Rape? ‘He must have done it’
The whole thing, alleged Waghel, is a racket run by the “Hazaraat”. “It’s a kind of Muslim organisation that pays Muslim men to flirt with Hindu girls and trap them – Rs 2.5 lakh per girl.”
Asha's case came to his attention when her brother came to meet him. “When he found out that the boy was not Brahmin but Muslim, he looked up the Bajrang Dal on social media and asked for our help,” said Waghel. “I met the girl once and I was the one who guided her with the police complaint.”
The complaint, I point out, included charges of sexual assault. “Well, he must have raped her!” he said. “She stayed with him for so long, he surely must have done it.”
Devil in the details
The superintendent of police of Indore West, Abid Khan, had a different narrative to offer.

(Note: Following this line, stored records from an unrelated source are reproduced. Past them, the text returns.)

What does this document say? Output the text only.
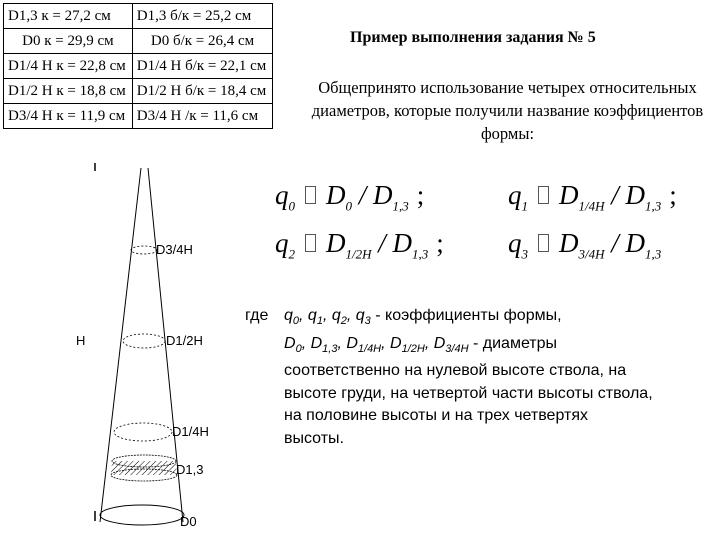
D1,3 к = 27,2 см	D1,3 б/к = 25,2 см
D0 к = 29,9 см	D0 б/к = 26,4 см
D1/4 H к = 22,8 см	D1/4 H б/к = 22,1 см
D1/2 H к = 18,8 см	D1/2 H б/к = 18,4 см
D3/4 H к = 11,9 см	D3/4 H /к = 11,6 см
Пример выполнения задания № 5
Общепринято использование четырех относительных диаметров, которые получили название коэффициентов формы:
$q_0$ $D_0 / D_{1,3}$ ;	$q_1$ $D_{1/4H} / D_{1,3}$ ;
$q_2$ $D_{1/2H} / D_{1,3}$ ; $q_3$ $D_{3/4H} / D_{1,3}$
где $q_0$, $q_1$, $q_2$, $q_3$ - коэффициенты формы,
$D_0$, $D_{1,3}$, $D_{1/4H}$, $D_{1/2H}$, $D_{3/4H}$ - диаметры
соответственно на нулевой высоте ствола, на
высоте груди, на четвертой части высоты ствола,
на половине высоты и на трех четвертях
высоты.
D3/4H
H	D1/2H
D1/4H
D1,3
D0
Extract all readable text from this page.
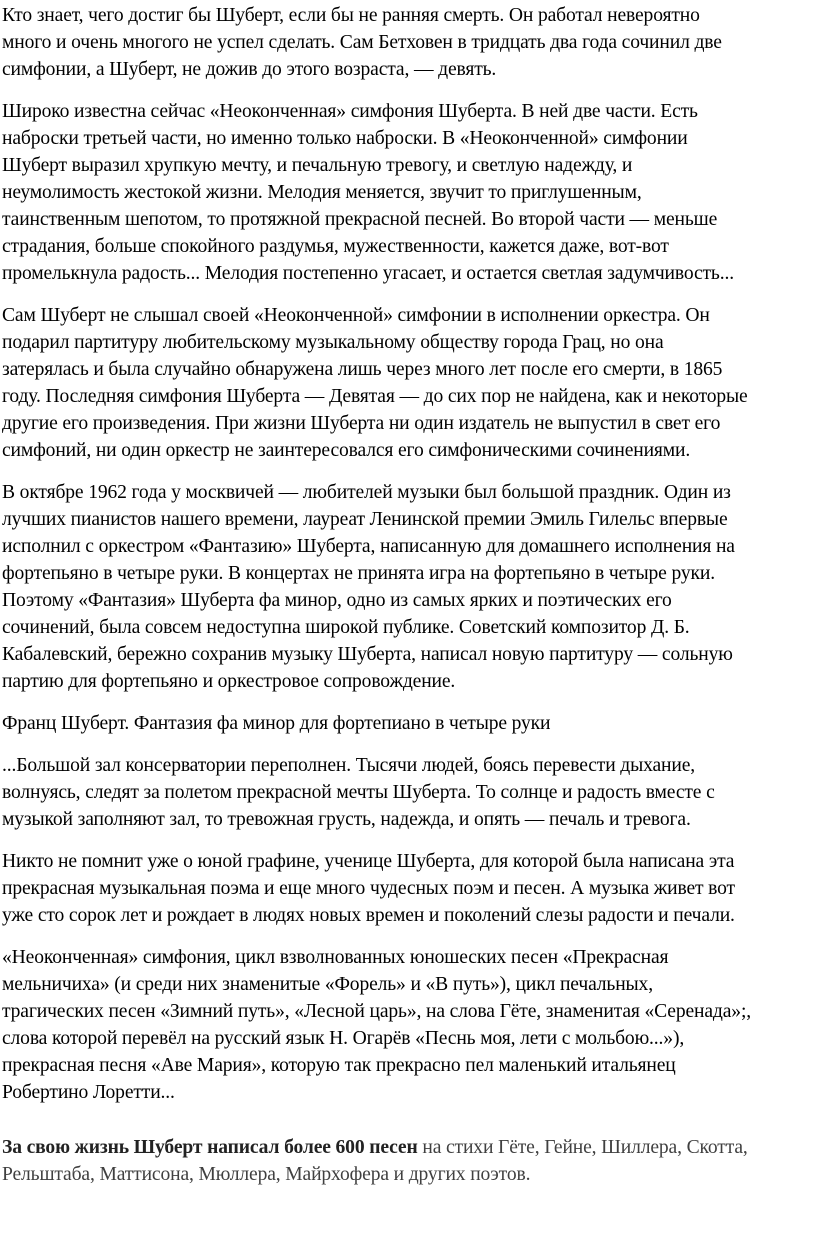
Кто знает, чего достиг бы Шуберт, если бы не ранняя смерть. Он работал невероятно
много и очень многого не успел сделать. Сам Бетховен в тридцать два года сочинил две
симфонии, а Шуберт, не дожив до этого возраста, — девять.

Широко известна сейчас «Неоконченная» симфония Шуберта. В ней две части. Есть
наброски третьей части, но именно только наброски. В «Неоконченной» симфонии
Шуберт выразил хрупкую мечту, и печальную тревогу, и светлую надежду, и
неумолимость жестокой жизни. Мелодия меняется, звучит то приглушенным,
таинственным шепотом, то протяжной прекрасной песней. Во второй части — меньше
страдания, больше спокойного раздумья, мужественности, кажется даже, вот-вот
промелькнула радость... Мелодия постепенно угасает, и остается светлая задумчивость...

Сам Шуберт не слышал своей «Неоконченной» симфонии в исполнении оркестра. Он
подарил партитуру любительскому музыкальному обществу города Грац, но она
затерялась и была случайно обнаружена лишь через много лет после его смерти, в 1865
году. Последняя симфония Шуберта — Девятая — до сих пор не найдена, как и некоторые
другие его произведения. При жизни Шуберта ни один издатель не выпустил в свет его
симфоний, ни один оркестр не заинтересовался его симфоническими сочинениями.

В октябре 1962 года у москвичей — любителей музыки был большой праздник. Один из
лучших пианистов нашего времени, лауреат Ленинской премии Эмиль Гилельс впервые
исполнил с оркестром «Фантазию» Шуберта, написанную для домашнего исполнения на
фортепьяно в четыре руки. В концертах не принята игра на фортепьяно в четыре руки.
Поэтому «Фантазия» Шуберта фа минор, одно из самых ярких и поэтических его
сочинений, была совсем недоступна широкой публике. Советский композитор Д. Б.
Кабалевский, бережно сохранив музыку Шуберта, написал новую партитуру — сольную
партию для фортепьяно и оркестровое сопровождение.

Франц Шуберт. Фантазия фа минор для фортепиано в четыре руки

...Большой зал консерватории переполнен. Тысячи людей, боясь перевести дыхание,
волнуясь, следят за полетом прекрасной мечты Шуберта. То солнце и радость вместе с
музыкой заполняют зал, то тревожная грусть, надежда, и опять — печаль и тревога.

Никто не помнит уже о юной графине, ученице Шуберта, для которой была написана эта
прекрасная музыкальная поэма и еще много чудесных поэм и песен. А музыка живет вот
уже сто сорок лет и рождает в людях новых времен и поколений слезы радости и печали.

«Неоконченная» симфония, цикл взволнованных юношеских песен «Прекрасная
мельничиха» (и среди них знаменитые «Форель» и «В путь»), цикл печальных,
трагических песен «Зимний путь», «Лесной царь», на слова Гёте, знаменитая «Серенада»;,
слова которой перевёл на русский язык Н. Огарёв «Песнь моя, лети с мольбою...»),
прекрасная песня «Аве Мария», которую так прекрасно пел маленький итальянец
Робертино Лоретти...

За свою жизнь Шуберт написал более 600 песен на стихи Гёте, Гейне, Шиллера, Скотта,
Рельштаба, Маттисона, Мюллера, Майрхофера и других поэтов.
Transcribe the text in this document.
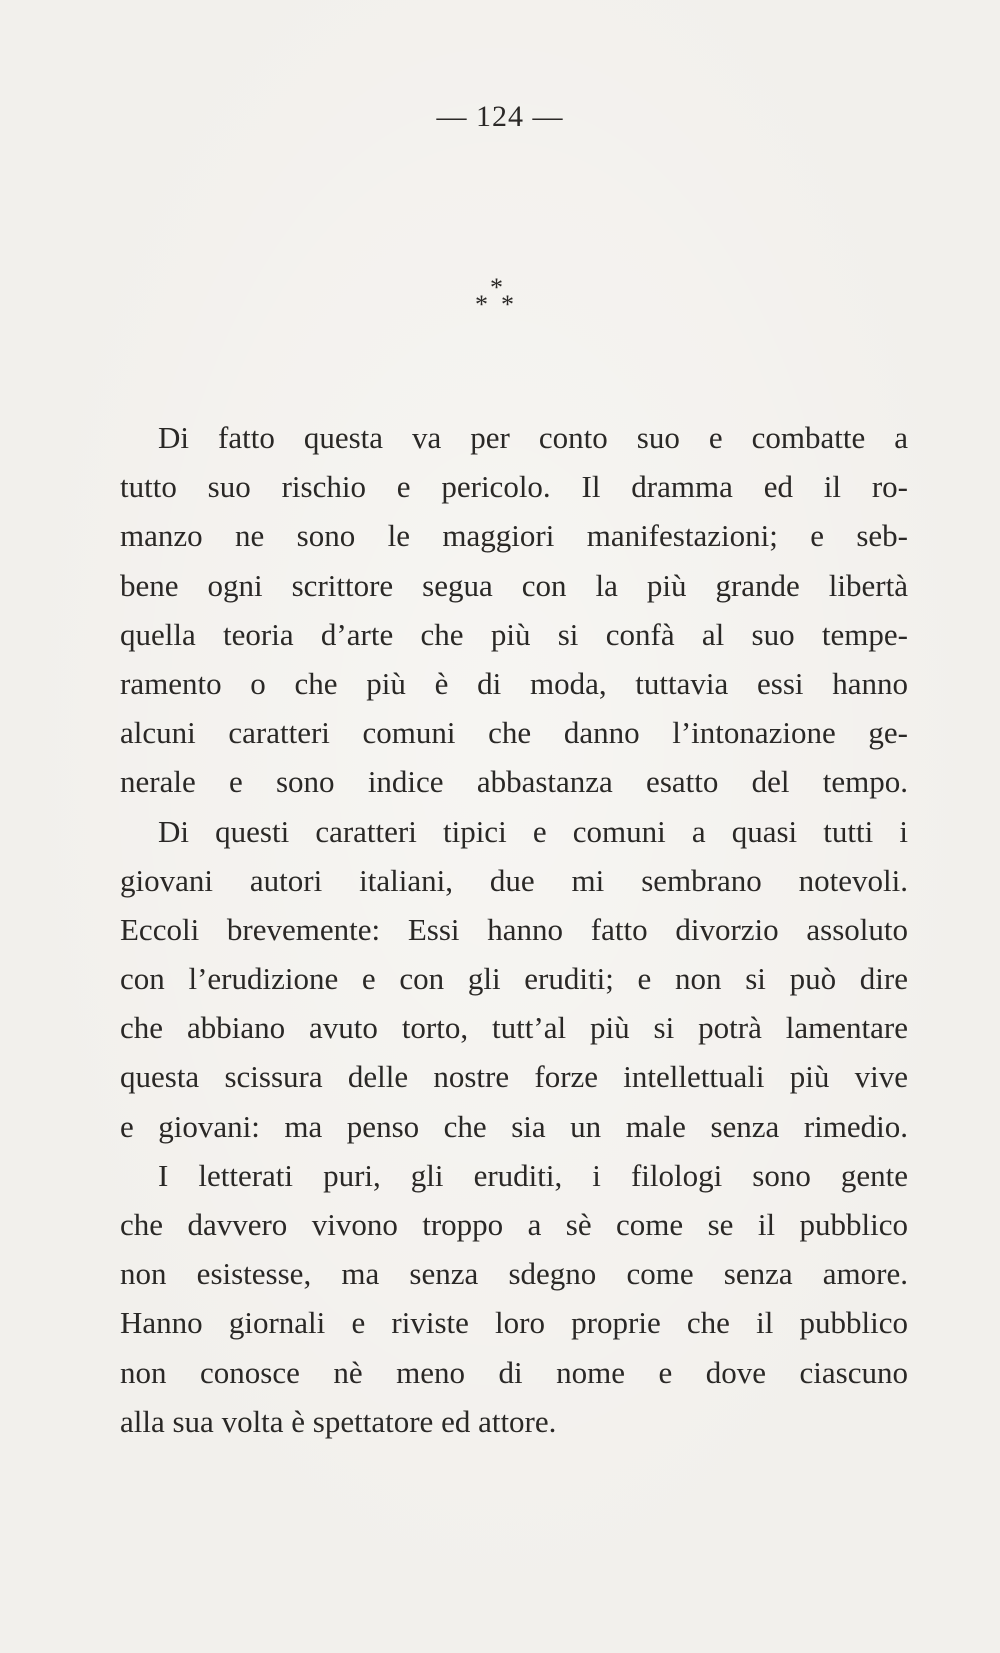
— 124 —
*
* *
Di fatto questa va per conto suo e combatte a
tutto suo rischio e pericolo. Il dramma ed il ro-
manzo ne sono le maggiori manifestazioni; e seb-
bene ogni scrittore segua con la più grande libertà
quella teoria d’arte che più si confà al suo tempe-
ramento o che più è di moda, tuttavia essi hanno
alcuni caratteri comuni che danno l’intonazione ge-
nerale e sono indice abbastanza esatto del tempo.
Di questi caratteri tipici e comuni a quasi tutti i
giovani autori italiani, due mi sembrano notevoli.
Eccoli brevemente: Essi hanno fatto divorzio assoluto
con l’erudizione e con gli eruditi; e non si può dire
che abbiano avuto torto, tutt’al più si potrà lamentare
questa scissura delle nostre forze intellettuali più vive
e giovani: ma penso che sia un male senza rimedio.
I letterati puri, gli eruditi, i filologi sono gente
che davvero vivono troppo a sè come se il pubblico
non esistesse, ma senza sdegno come senza amore.
Hanno giornali e riviste loro proprie che il pubblico
non conosce nè meno di nome e dove ciascuno
alla sua volta è spettatore ed attore.
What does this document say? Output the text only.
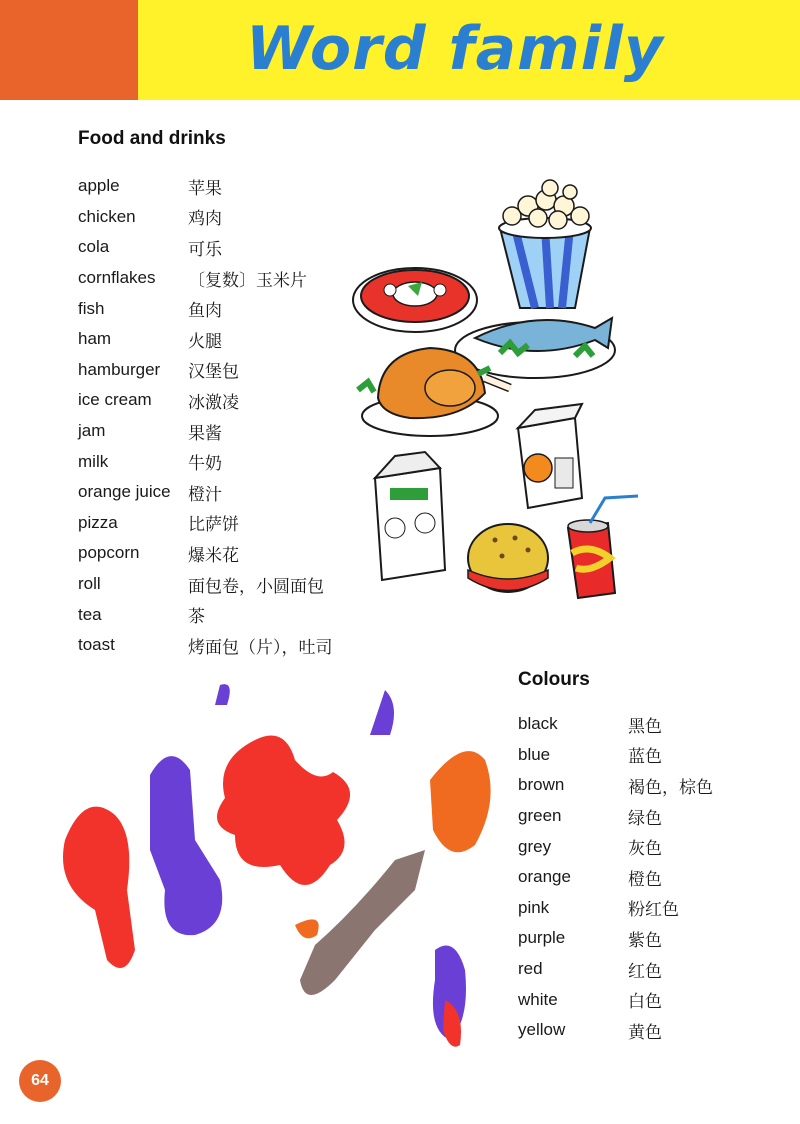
Word family
Food and drinks
apple	苹果
chicken	鸡肉
cola	可乐
cornflakes	〔复数〕玉米片
fish	鱼肉
ham	火腿
hamburger	汉堡包
ice cream	冰激凌
jam	果酱
milk	牛奶
orange juice	橙汁
pizza	比萨饼
popcorn	爆米花
roll	面包卷，小圆面包
tea	茶
toast	烤面包（片），吐司
Colours
black	黑色
blue	蓝色
brown	褐色，棕色
green	绿色
grey	灰色
orange	橙色
pink	粉红色
purple	紫色
red	红色
white	白色
yellow	黄色
64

“This case is complicated,” he said, echoing the claims of the police station supervisor that the woman was aware of her husband’s Muslim identity from the beginning. “When the girl ran away from her, her parents filed a missing person’s complaint in which they mentioned that she had been visiting dargahs,” he said.
Back at Annapurna police station, Chauhan confirmed Khan’s claim – in their missing person’s complaint in 2013, Asha’s parents had mentioned not just that she had started visiting Muslim shrines, but also that she had started praying in the name of Allah.
“Indore is seeing a lot of cases of inter-religious elopement," said the police superintendent, "but you can’t just call every such case ‘love jihad’.”
Another case
Less than six months ago, three hours from Indore, in the town of Jobat, a young Hindu woman had eloped with her Christian boyfriend. They married in an Arya Samaj temple in Bhopal but all hell broke loose in their hometown. The family filed a case of kidnapping against the man. Hindutva groups started street protests and threatened to launch an indefinite strike if the couple were not traced within a stipulated deadline. The couple surrendered, the marriage was annulled, and the man was asked to leave the town. But the woman stuck to her ground that she had chosen to elope and marry the man out of choice. She refused to go back to her family.
But not all women are able to withstand the social pressure that follows from making unconventional choices of partners outside their community. Sometimes the relationship itself cracks under the strain. When women return home from a broken marriage, often their families resort to false police cases against the man in the belief that it would help wash off the stains of the scandal.
Analysing 600 cases of rape tried in Delhi district courts in 2013, The Hindu found that "of the cases fully tried, over 40% dealt with consensual sex, usually involving the elopement of a young couple and the girl’s parents subsequently charging the boy with rape."
The missing voice
This is not to say that Asha's story followed the same script. It would be hard to know without speaking with her. But Asha could not be accessed for comment.
Chauhan, who slandered her, claimed he did not have her number.
Waghel, who had made her into a victim, said he could not put journalists in direct contact with her or her family because they wished to maintain a low profile.
If male chauvinism cannot accommodate the sexual freedom of a woman, religious bigotry has no compunction in distorting the narrative of consensual relationships to serve its agenda of social strife. Together, patriarchy and communalism might have once again altered the life of a young woman whose voice, at least for the moment, remains lost to us.